The safe return of SpaceX's Crew Dragon is not on the scale of the moon landings, of course, but it could certainly be a step towards space travel successes of similarly soaring heights.
The capsule left Earth some two months ago, carrying two astronauts who were to visit the International Space Station but also carry out one of the most high-stakes tests possible: the final assessment of the capsule itself, conducting the mission it was built to do, and ensuring that it could go on to be approved for more regular Nasa missions.
It was not only a test of the capsule itself, but of Nasa's overarching Commercial Crew Programme. That has seen it turn to private companies – Elon Musk's SpaceX most famously, but others too – in an attempt to restore its former success in space travel.
In all, the mission marks a historic success: it is the first time that astronauts were sent from US soil since the Space Shuttle programme ended in 2011, and the first successful splashdown in 45 years, since the Apollo programme.
Nasa hopes that it will return the space agency and its space flight capabilities to those historic heights. It hopes that it will now be able to reliably and routinely fly astronauts to space from home, as it did with the Space Shuttle, and use that to explore more of the solar system, as with Apollo.
The collaboration between SpaceX and Nasa – where the private company builds the rocket and capsule, and the space agency directs and funds the mission as well as providing the astronauts – is its aim for doing that. It hopes that will allow for the full ingenuity and risk to be taken on by the private sector, while it gets to benefit from American-made spacecraft carrying US astronauts from its own facilities.
The space agency is already hailing the mission as proof that it works.

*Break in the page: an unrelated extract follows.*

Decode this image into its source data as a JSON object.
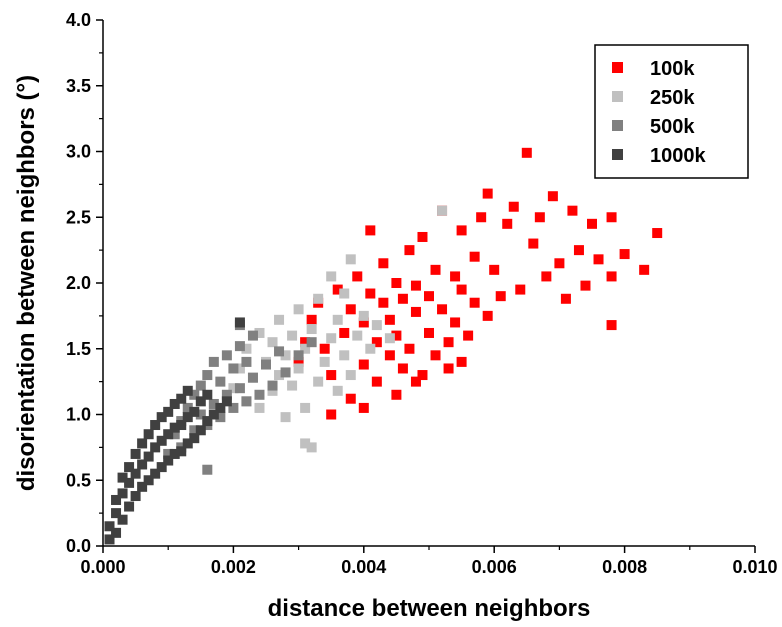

"Welcome home, Bob and Doug! Congratulations to the NASA and SpaceX teams for the incredible work to make this test flight possible,” said NASA Administrator Jim Bridenstine in a statement released after the successful splashdown.
“It’s a testament to what we can accomplish when we work together to do something once thought impossible. Partners are key to how we go farther than ever before and take the next steps on daring missions to the Moon and Mars."
Of course, nothing this big happens in one moment. The mission was hailed as a success as soon as the rocket successfully launched, and the test – while very high-stakes – was just the end of an extensive assessment process that has been ongoing since 2015.
Before that, Nasa's Commercial Program had been running for years, in the hope that such a breakthrough was possible. It was started 10 years ago and has included other companies, too – including Boeing, which plans crewed tests of its own soon.
The philosophical underpinnings of that programme run even further than that. They arguably began in failure, when Nasa and the US banked on the Space Shuttle being the future of space travel – and when that programme came to an end without the promised replacement, the space agency was forced to rely on buying tickets on Russian spacecraft to get its astronauts to the International Space Station.
There is of course nothing to say that the new programmes could end in similar disappointment. The space shuttle looked like the future until it did not, and public space agencies have still achieved far more success than any private company when it comes to travelling in space.
But they are much more likely, of course, to have great success. According to both Nasa and SpaceX, that success could lead to humans going to the Moon to live, and from there heading on to Mars; landing in the sea could be one little part of the grand path to explore further in our solar system than many ever dreamed possible.